CMMC Background and Rulemaking Process
CMMC originated as a tiered cybersecurity framework modeled after NIST standards, designed to verify that contractors possess adequate security controls before they can store or process sensitive DOD information. The program began formal enforcement in 2025 after years of negotiation and push‑back from the industrial base. Because CMMC is administered through federal rulemaking, the DoD cannot unilaterally impose new requirements; it must first publish proposed changes, solicit public comment, and then finalize the rule—a process that historically spans months or years, as seen with the original CMMC rollout.
Potential Near‑Term Actions via Contract Clauses
In the interim, the DoD may embed PQC expectations directly into individual contracts using the “organizationally defined values” permitted by CMMC Revision 3. By referencing NIST’s cryptographic baselines and specifying particular post‑quantum algorithms as contract‑specific values, the department can achieve a degree of PQC compliance without waiting for a full framework update. Horne likened this approach to filling in the blanks of a Mad Libs story: the baseline requirement (encryption) stays constant, while the DoD supplies the precise algorithm details tailored to each agreement.

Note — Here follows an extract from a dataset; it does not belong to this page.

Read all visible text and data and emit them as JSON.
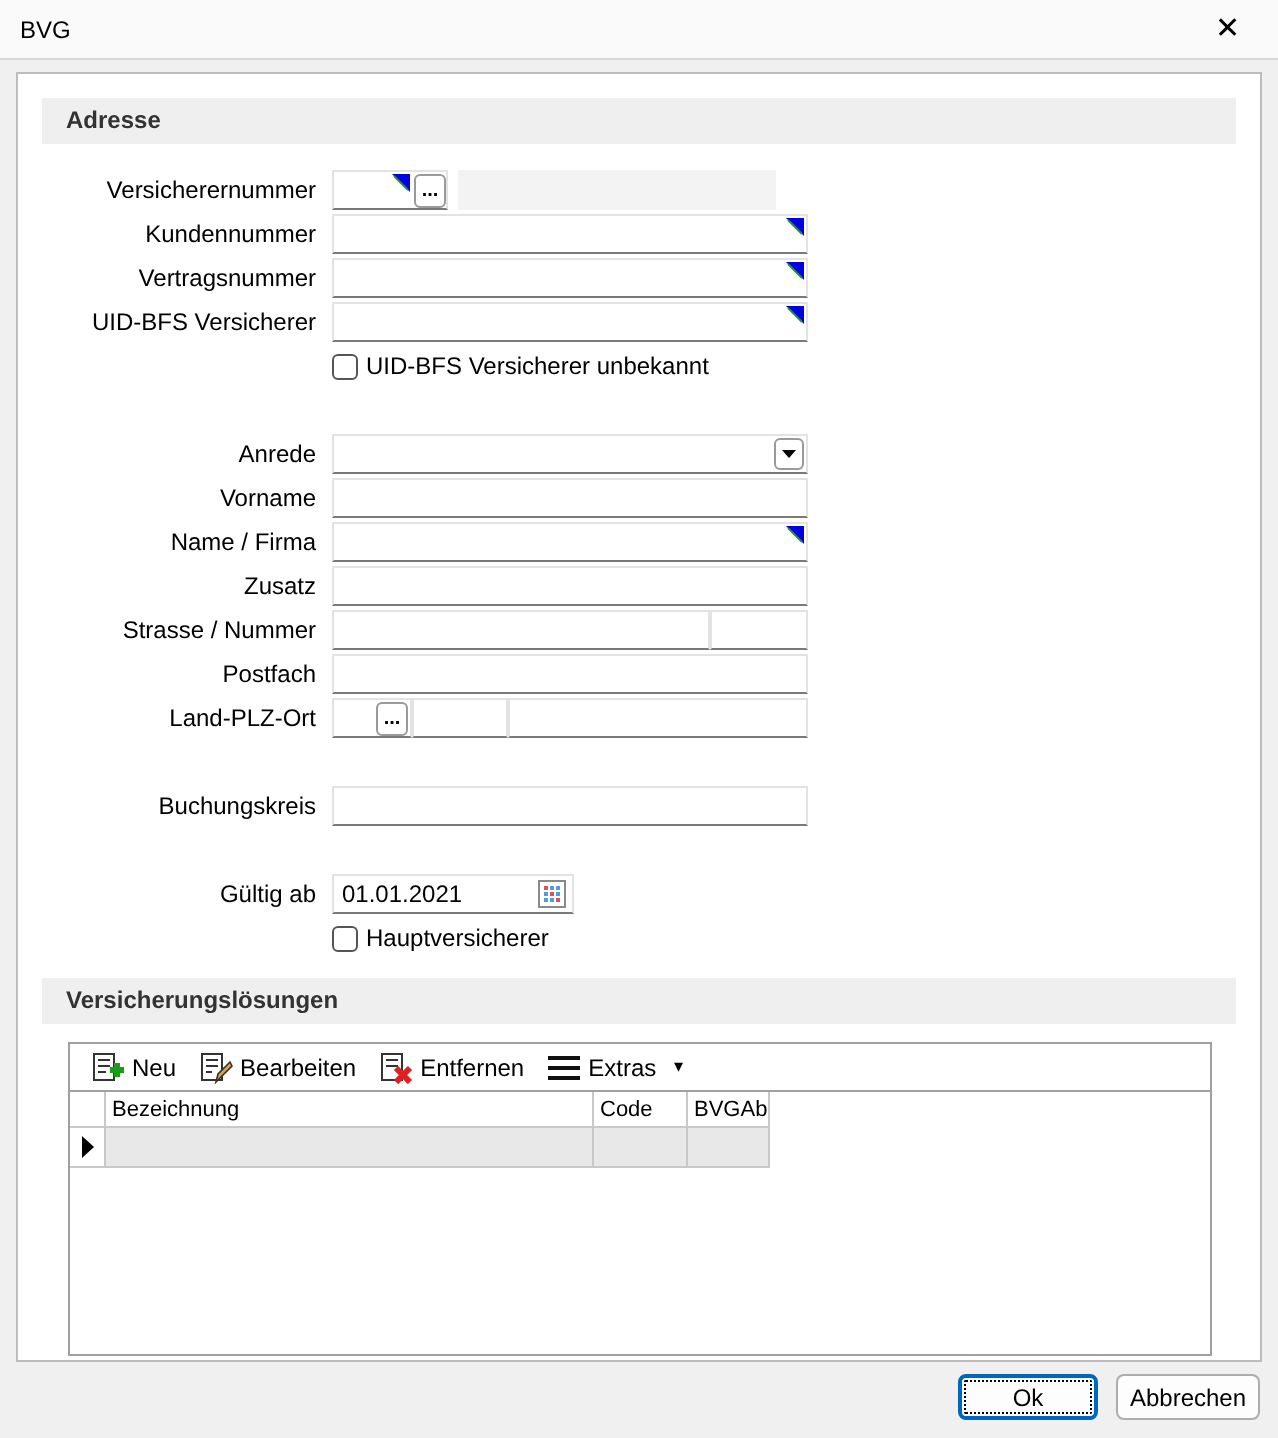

Impact of Revision 3 on Compliance Effort
CMMC Revision 3 does more than add PQC placeholders; it reorganizes and consolidates numerous security controls required for Level 2 assessments, introducing dozens of new organizational defined parameters and objectives. Graham warned that this increased granularity reduces ambiguity but also raises the burden on contractors, who must now make and document more deliberate security decisions. For many small‑ and mid‑sized defense suppliers, the added complexity could strain limited compliance resources, especially as they simultaneously grapple with the fundamentals of CMMC.
Industry Readiness and Current State of PQC Solutions
Current market offerings for post‑quantum cryptography remain nascent; while several algorithms have been selected by NIST for standardization, mature, off‑the‑shelf implementations are still scarce. Gruden observed that many defense contractors lack the expertise or infrastructure to deploy these algorithms without risking system stability, and that vendors are still refining their products. Consequently, the industrial base’s readiness gap is not merely a matter of willingness but also of technological maturity—both the cryptographic primitives and the surrounding toolchains need further development before widespread commercial validation.

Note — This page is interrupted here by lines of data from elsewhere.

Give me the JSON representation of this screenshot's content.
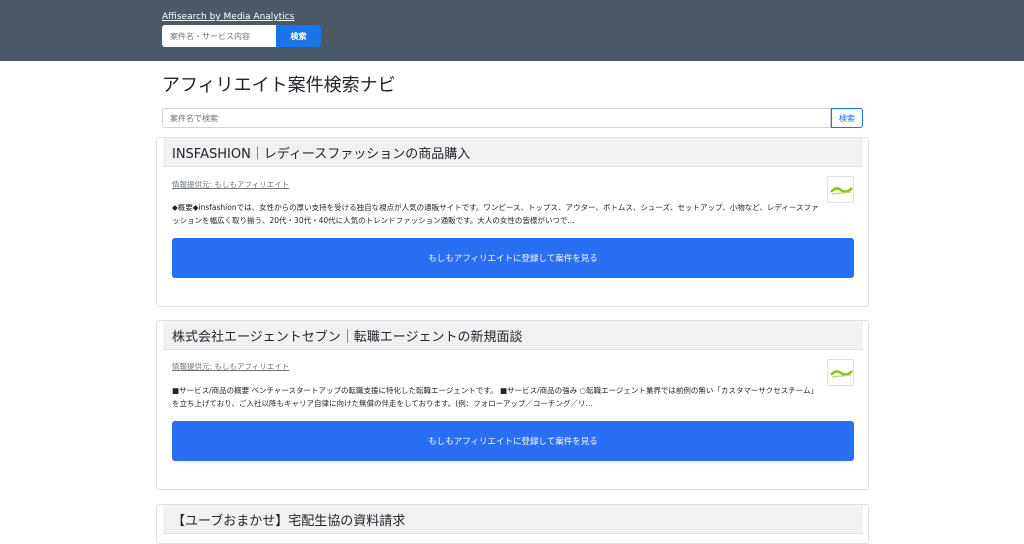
{
  "topbar": {
    "brand": "Affisearch by Media Analytics",
    "search_placeholder": "案件名・サービス内容",
    "search_button": "検索"
  },
  "page": {
    "title": "アフィリエイト案件検索ナビ",
    "search_placeholder": "案件名で検索",
    "search_button": "検索"
  },
  "cards": [
    {
      "title": "INSFASHION｜レディースファッションの商品購入",
      "provider": "情報提供元: もしもアフィリエイト",
      "description": "◆概要◆insfashionでは、女性からの厚い支持を受ける独自な視点が人気の通販サイトです。ワンピース、トップス、アウター、ボトムス、シューズ、セットアップ、小物など、レディースファッションを幅広く取り揃う、20代・30代・40代に人気のトレンドファッション通販です。大人の女性の皆様がいつで…",
      "cta": "もしもアフィリエイトに登録して案件を見る"
    },
    {
      "title": "株式会社エージェントセブン｜転職エージェントの新規面談",
      "provider": "情報提供元: もしもアフィリエイト",
      "description": "■サービス/商品の概要 ベンチャースタートアップの転職支援に特化した転職エージェントです。 ■サービス/商品の強み ○転職エージェント業界では前例の無い「カスタマーサクセスチーム」を立ち上げており、ご入社以降もキャリア自律に向けた無償の伴走をしております。(例：フォローアップ／コーチング／リ…",
      "cta": "もしもアフィリエイトに登録して案件を見る"
    },
    {
      "title": "【ユーブおまかせ】宅配生協の資料請求"
    }
  ],
  "colors": {
    "topbar": "#4a5a66",
    "accent": "#2a6ef3",
    "logo_green": "#8dc21f"
  }
}
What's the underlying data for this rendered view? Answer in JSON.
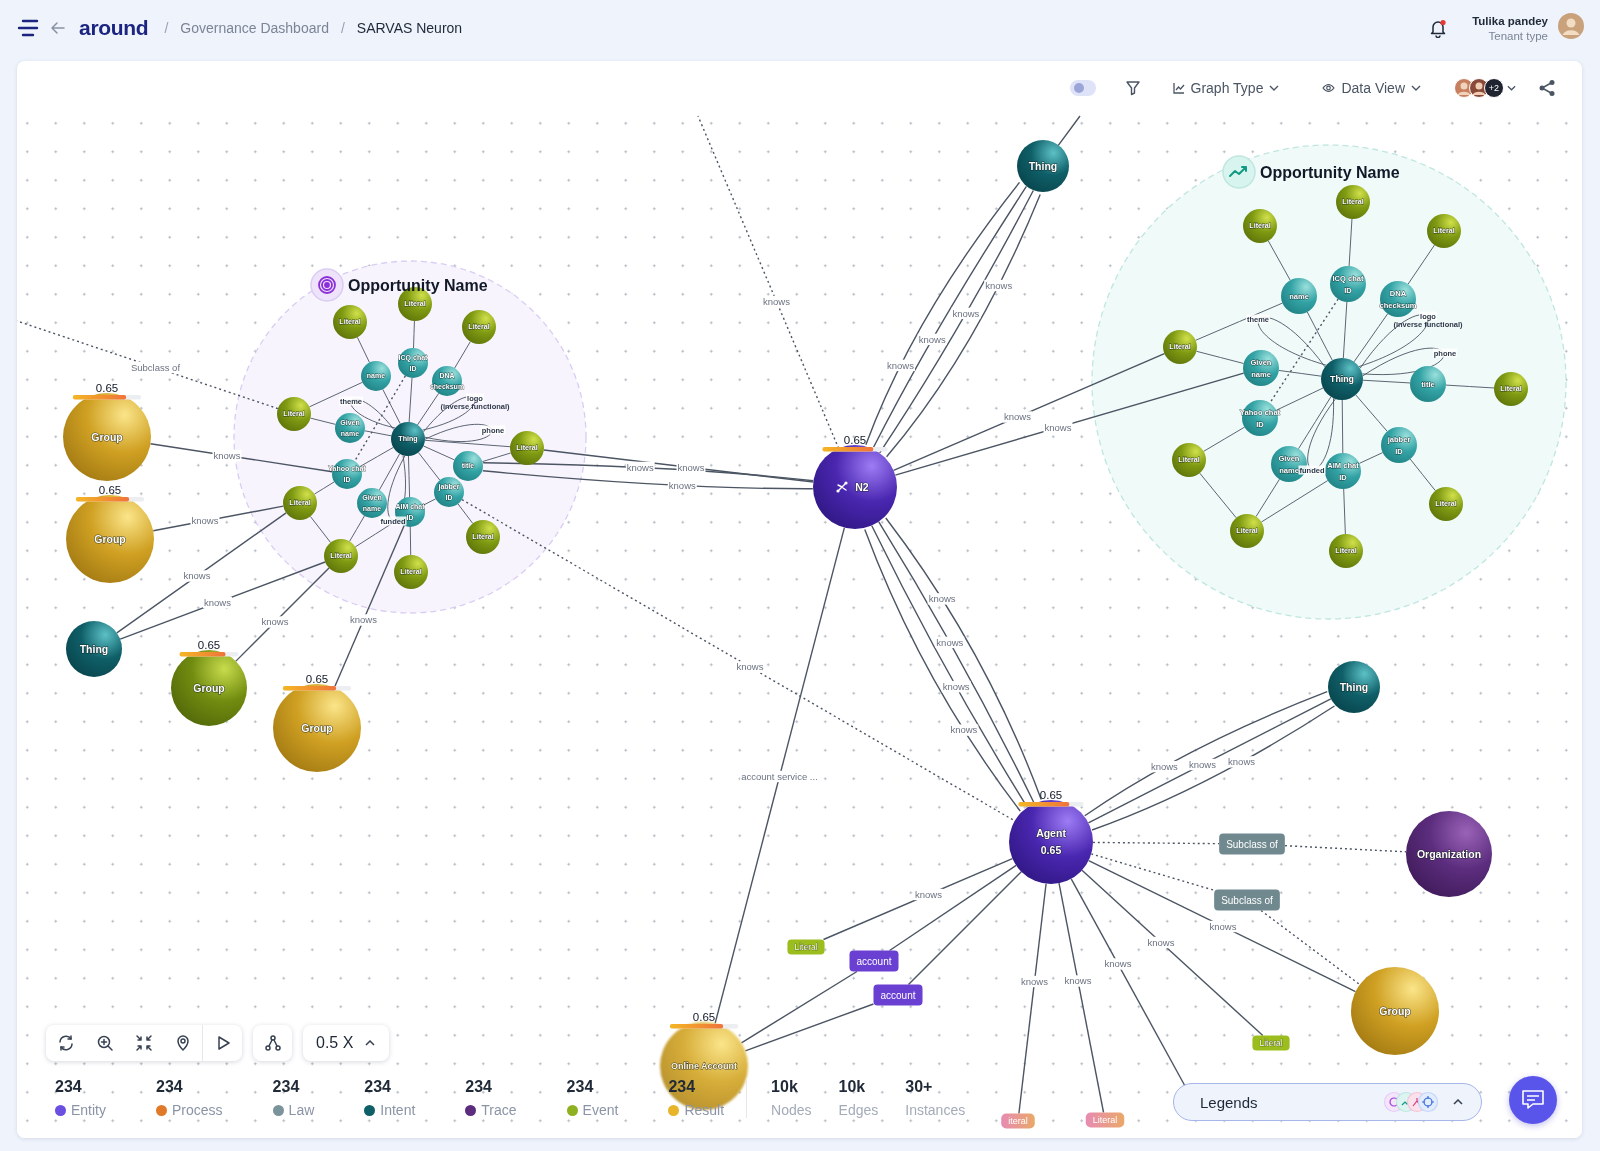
{
  "header": {
    "logo": "around",
    "breadcrumbs": [
      {
        "separator": "/",
        "label": "Governance Dashboard",
        "current": false
      },
      {
        "separator": "/",
        "label": "SARVAS Neuron",
        "current": true
      }
    ],
    "notification": {
      "unread": true
    },
    "user": {
      "name": "Tulika pandey",
      "role": "Tenant type"
    }
  },
  "toolbar": {
    "toggle": {
      "on": false
    },
    "graph_type": "Graph Type",
    "data_view": "Data View",
    "collaborators_more": "+2"
  },
  "graph": {
    "clusters": [
      {
        "title": "Opportunity Name",
        "kind": "target"
      },
      {
        "title": "Opportunity Name",
        "kind": "trend"
      }
    ],
    "nodes": [
      {
        "label": "N2",
        "kind": "neuron",
        "score": "0.65",
        "level": 0.78
      },
      {
        "label": "Agent",
        "sublabel": "0.65",
        "kind": "agent",
        "score": "0.65",
        "level": 0.78
      },
      {
        "label": "Thing",
        "kind": "thing"
      },
      {
        "label": "Thing",
        "kind": "thing"
      },
      {
        "label": "Organization",
        "kind": "organization"
      },
      {
        "label": "Group",
        "kind": "group"
      },
      {
        "label": "Online Account",
        "kind": "group-faded",
        "score": "0.65",
        "level": 0.78
      },
      {
        "label": "Group",
        "kind": "group",
        "score": "0.65",
        "level": 0.78
      },
      {
        "label": "Group",
        "kind": "group",
        "score": "0.65",
        "level": 0.78
      },
      {
        "label": "Thing",
        "kind": "thing"
      },
      {
        "label": "Group",
        "kind": "group-olive",
        "score": "0.65",
        "level": 0.78
      },
      {
        "label": "Group",
        "kind": "group",
        "score": "0.65",
        "level": 0.78
      },
      {
        "label": "Thing",
        "kind": "thing"
      },
      {
        "label": "Literal",
        "kind": "literal"
      },
      {
        "label": "Literal",
        "kind": "literal"
      },
      {
        "label": "Literal",
        "kind": "literal"
      },
      {
        "label": "Literal",
        "kind": "literal"
      },
      {
        "label": "Literal",
        "kind": "literal"
      },
      {
        "label": "Literal",
        "kind": "literal"
      },
      {
        "label": "Literal",
        "kind": "literal"
      },
      {
        "label": "Literal",
        "kind": "literal"
      },
      {
        "label": "Literal",
        "kind": "literal"
      },
      {
        "label": "name",
        "kind": "property"
      },
      {
        "label": "ICQ chat ID",
        "kind": "property"
      },
      {
        "label": "DNA checksum",
        "kind": "property"
      },
      {
        "label": "Given name",
        "kind": "property"
      },
      {
        "label": "Yahoo chat ID",
        "kind": "property"
      },
      {
        "label": "Given name",
        "kind": "property"
      },
      {
        "label": "AIM chat ID",
        "kind": "property"
      },
      {
        "label": "jabber ID",
        "kind": "property"
      },
      {
        "label": "title",
        "kind": "property"
      },
      {
        "label": "Thing",
        "kind": "thing"
      },
      {
        "label": "Literal",
        "kind": "literal"
      },
      {
        "label": "Literal",
        "kind": "literal"
      },
      {
        "label": "Literal",
        "kind": "literal"
      },
      {
        "label": "Literal",
        "kind": "literal"
      },
      {
        "label": "Literal",
        "kind": "literal"
      },
      {
        "label": "Literal",
        "kind": "literal"
      },
      {
        "label": "Literal",
        "kind": "literal"
      },
      {
        "label": "Literal",
        "kind": "literal"
      },
      {
        "label": "Literal",
        "kind": "literal"
      },
      {
        "label": "name",
        "kind": "property"
      },
      {
        "label": "ICQ chat ID",
        "kind": "property"
      },
      {
        "label": "DNA checksum",
        "kind": "property"
      },
      {
        "label": "Given name",
        "kind": "property"
      },
      {
        "label": "title",
        "kind": "property"
      },
      {
        "label": "Yahoo chat ID",
        "kind": "property"
      },
      {
        "label": "Given name",
        "kind": "property"
      },
      {
        "label": "AIM chat ID",
        "kind": "property"
      },
      {
        "label": "jabber ID",
        "kind": "property"
      },
      {
        "label": "Literal",
        "kind": "tag-literal"
      },
      {
        "label": "account",
        "kind": "tag-account"
      },
      {
        "label": "account",
        "kind": "tag-account"
      },
      {
        "label": "Subclass of",
        "kind": "tag-subclass"
      },
      {
        "label": "Subclass of",
        "kind": "tag-subclass"
      },
      {
        "label": "Literal",
        "kind": "tag-literal"
      },
      {
        "label": "iteral",
        "kind": "tag-faded"
      },
      {
        "label": "Literal",
        "kind": "tag-faded"
      }
    ],
    "edge_labels": [
      {
        "text": "knows"
      },
      {
        "text": "knows"
      },
      {
        "text": "knows"
      },
      {
        "text": "knows"
      },
      {
        "text": "knows"
      },
      {
        "text": "knows"
      },
      {
        "text": "knows"
      },
      {
        "text": "knows"
      },
      {
        "text": "knows"
      },
      {
        "text": "knows"
      },
      {
        "text": "knows"
      },
      {
        "text": "knows"
      },
      {
        "text": "knows"
      },
      {
        "text": "knows"
      },
      {
        "text": "knows"
      },
      {
        "text": "account service ..."
      },
      {
        "text": "Subclass of"
      },
      {
        "text": "knows"
      },
      {
        "text": "knows"
      },
      {
        "text": "knows"
      },
      {
        "text": "knows"
      },
      {
        "text": "knows"
      },
      {
        "text": "knows"
      },
      {
        "text": "knows"
      },
      {
        "text": "knows"
      },
      {
        "text": "knows"
      },
      {
        "text": "knows"
      },
      {
        "text": "knows"
      },
      {
        "text": "knows"
      },
      {
        "text": "knows"
      },
      {
        "text": "knows"
      },
      {
        "text": "knows"
      },
      {
        "text": "theme"
      },
      {
        "text": "logo",
        "note": "(inverse functional)"
      },
      {
        "text": "phone"
      },
      {
        "text": "funded"
      },
      {
        "text": "theme"
      },
      {
        "text": "logo",
        "note": "(inverse functional)"
      },
      {
        "text": "phone"
      },
      {
        "text": "funded"
      }
    ]
  },
  "controls": {
    "zoom": "0.5 X"
  },
  "stats": [
    {
      "value": "234",
      "label": "Entity",
      "color": "#6b4fe0"
    },
    {
      "value": "234",
      "label": "Process",
      "color": "#e07a2a"
    },
    {
      "value": "234",
      "label": "Law",
      "color": "#7b939b"
    },
    {
      "value": "234",
      "label": "Intent",
      "color": "#0f5f68"
    },
    {
      "value": "234",
      "label": "Trace",
      "color": "#5c2d7e"
    },
    {
      "value": "234",
      "label": "Event",
      "color": "#8fb021"
    },
    {
      "value": "234",
      "label": "Result",
      "color": "#e8b52a"
    }
  ],
  "totals": [
    {
      "value": "10k",
      "label": "Nodes"
    },
    {
      "value": "10k",
      "label": "Edges"
    },
    {
      "value": "30+",
      "label": "Instances"
    }
  ],
  "legends": {
    "title": "Legends"
  }
}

Looking Ahead: Timeline and Recommendations
Given the uncertainties, a pragmatic path forward involves a staggered, multi‑year implementation. Contractors should begin by inventorying their cryptographic assets, assessing which systems rely on vulnerable public‑key schemes, and piloting PQC candidates in non‑production environments. Engaging with third‑party assessors familiar with both CMMC and emerging quantum‑resistant standards can help identify gaps early. While the DoD’s 2030/2031 targets provide a long‑term horizon, proactive steps taken now will position the defense industrial base to meet forthcoming PQC requirements without disruptive, last‑minute overhauls.